I pazienti che ricevono contemporaneamente idroclorotiazide e carbamazepina possono sviluppare iponatriemia. Questi pazienti devono pertanto essere avvisati della possibilità di reazioni iponatriemiche e devono essere monitorati di conseguenza.

Mezzi di contrasto iodati

In caso di disidratazione indotta da diuretico, aumenta il rischio di insufficienza renale acuta, specialmente con dosi elevate di prodotti iodati. I pazienti devono essere reidratati prima della somministrazione.


POSOLOGIA E MODO DI SOMMINISTRAZIONE



Come si usa Valsartan e Idroclorotiazide Tecnigen 160 mg/25 mg 28 compresse rivestite con film

Posologia

La dose raccomandata di Valsartan e Idroclorotiazide TecniGen 160 mg/25 mg è una compressa rivestita con film una volta al giorno.
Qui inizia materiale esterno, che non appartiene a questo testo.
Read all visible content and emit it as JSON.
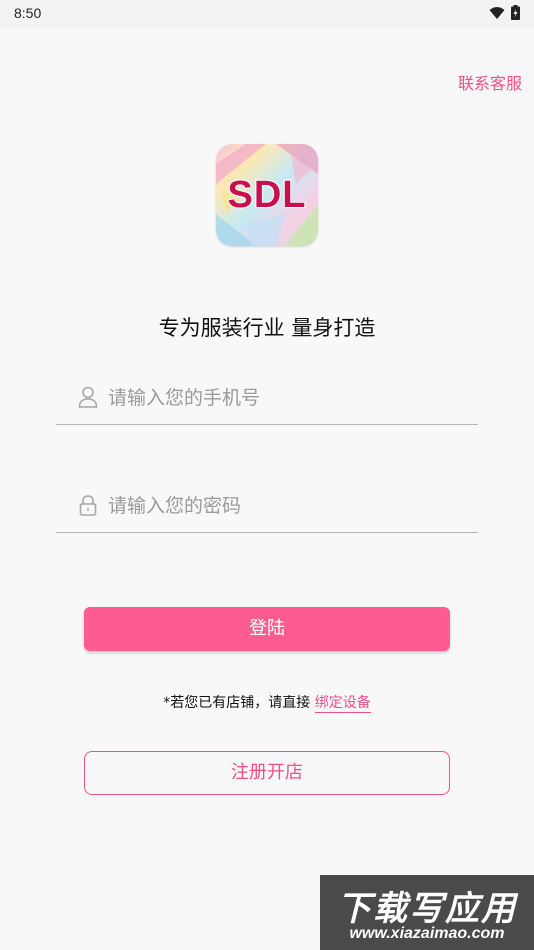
{
  "status_bar": {
    "time": "8:50",
    "icons": [
      "wifi-icon",
      "battery-icon"
    ]
  },
  "header": {
    "contact_label": "联系客服"
  },
  "logo": {
    "text": "SDL"
  },
  "slogan": "专为服装行业 量身打造",
  "form": {
    "phone": {
      "placeholder": "请输入您的手机号",
      "value": "",
      "icon": "user-icon"
    },
    "password": {
      "placeholder": "请输入您的密码",
      "value": "",
      "icon": "lock-icon"
    }
  },
  "login_label": "登陆",
  "bind": {
    "prefix": "*若您已有店铺，请直接 ",
    "link": "绑定设备"
  },
  "register_label": "注册开店",
  "watermark": {
    "title": "下载写应用",
    "url": "www.xiazaimao.com"
  },
  "colors": {
    "accent": "#fc5c8f",
    "link": "#f0508a",
    "background": "#f8f8f8"
  }
}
Si raccomanda la titolazione individuale della dose con i singoli componenti. In ogni caso deve essere curata la titolazione dei singoli componenti alla dose successiva, allo scopo di ridurre il rischio di ipotensione e di altri eventi avversi.
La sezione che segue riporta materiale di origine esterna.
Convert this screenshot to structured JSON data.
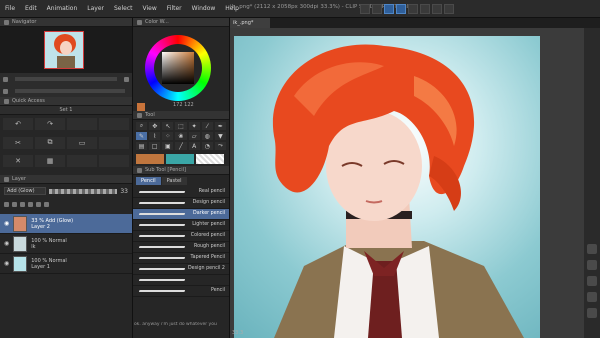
{
  "window": {
    "title": "ik_.png* (2112 x 2058px 300dpi 33.3%) - CLIP STUDIO PAINT PRO",
    "doc_tab": "ik_.png*",
    "zoom": "33.3"
  },
  "menu": [
    "File",
    "Edit",
    "Animation",
    "Layer",
    "Select",
    "View",
    "Filter",
    "Window",
    "Help"
  ],
  "panels": {
    "navigator": "Navigator",
    "quick_access": "Quick Access",
    "set": "Set 1",
    "layer": "Layer",
    "color_wheel": "Color W...",
    "tool": "Tool",
    "sub_tool": "Sub Tool [Pencil]"
  },
  "layer_panel": {
    "blend_mode": "Add (Glow)",
    "opacity": "33",
    "layers": [
      {
        "line1": "33 % Add (Glow)",
        "line2": "Layer 2",
        "selected": true
      },
      {
        "line1": "100 % Normal",
        "line2": "lk",
        "selected": false
      },
      {
        "line1": "100 % Normal",
        "line2": "Layer 1",
        "selected": false
      }
    ]
  },
  "color": {
    "main": "#c8733a",
    "sub": "#ffffff",
    "readout": "172  122",
    "swatch_a": "#c0763e",
    "swatch_b": "#3aa6a6"
  },
  "subtool": {
    "tabs": [
      "Pencil",
      "Pastel"
    ],
    "brushes": [
      "Real pencil",
      "Design pencil",
      "Darker pencil",
      "Lighter pencil",
      "Colored pencil",
      "Rough pencil",
      "Tapered Pencil",
      "Design pencil 2",
      "",
      "Pencil"
    ],
    "selected_index": 2
  },
  "footer": "ok. anyway i'm just do whatever you",
  "icons": [
    "search-icon",
    "gear-icon",
    "eye-icon",
    "lock-icon",
    "pencil-icon",
    "camera-icon",
    "folder-icon",
    "play-icon",
    "settings-icon"
  ]
}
Se clinicamente appropriato, nei pazienti la cui pressione arteriosa non è adeguatamente controllata dalla monoterapia con valsartan o idroclorotiazide, si può considerare il passaggio diretto dalla monoterapia all'associazione fissa, purché venga seguita la sequenza raccomandata di titolazione della dose per i singoli componenti.

Dopo l'inizio della terapia deve essere valutata la risposta clinica a Valsartan e Idroclorotiazide TecniGen e se la pressione arteriosa rimane incontrollata può essere aumentata la dose di uno dei due componenti, fino ad una dose massima di Valsartan e Idroclorotiazide TecniGen 320 mg/25 mg.

L'effetto antipertensivo è sostanzialmente presente entro 2 settimane.

Nella maggioranza dei pazienti, l'effetto massimo si osserva entro 4 settimane. Per alcuni pazienti possono tuttavia essere necessarie 4-8 settimane di trattamento. Questo deve essere tenuto in considerazione durante la titolazione della dose.

Modo di somministrazione

Valsartan e Idroclorotiazide TecniGen può essere preso con o senza cibo e deve essere somministrato con acqua.

Popolazioni speciali

Compromissione renale

Non è richiesto alcun aggiustamento della dose nei pazienti con compromissione renale da lieve a moderata (clearance della creatinina >30 ml/min). A causa del componente idroclorotiazide, Valsartan e Idroclorotiazide TecniGen è controindicato nei pazienti con grave compromissione renale .

Compromissione epatica

In pazienti con compromissione epatica lieve o moderata, senza colestasi, la dose di valsartan non deve superare gli 80 mg . Valsartan e Idroclorotiazide TecniGen è controindicato nei pazienti con grave compromissione epatica .

Anziani

Non è richiesto alcun aggiustamento della dose nei pazienti anziani.

Pazienti pediatrici

L'uso di Valsartan e Idroclorotiazide TecniGen non è raccomandato nei bambini al di sotto di 18 anni a causa della mancanza di dati sulla sicurezza e sull'efficacia.


SOVRADOSAGGIO



Cosa fare se avete preso una dose eccessiva di Valsartan e Idroclorotiazide Tecnigen 160 mg/25 mg 28 compresse rivestite con film

Sintomi

Il sovradosaggio con valsartan potrebbe determinare una marcata ipotensione, che a sua volta potrebbe causare una riduzione del livello di coscienza, collasso circolatorio e/o shock. In seguito a sovradosaggio di idroclorotiazide possono inoltre verificarsi i seguenti segni e sintomi: nausea, sonnolenza, ipovolemia e disturbi degli elettroliti associati ad aritmie cardiache e spasmi muscolari.

Trattamento

Le misure terapeutiche dipendono dal momento dell'ingestione e dal tipo e dalla gravità dei sintomi. Deve essere data priorità alla stabilizzazione del sistema circolatorio.

Se sopraggiunge ipotensione il paziente deve essere posto in posizione supina e prontamente reintegrato con sali e supplementazione di volume.

Valsartan non può essere eliminato mediante emodialisi a causa del suo forte legame plasmatico, mentre è possibile ottenere la rimozione dell'idroclorotiazide mediante dialisi.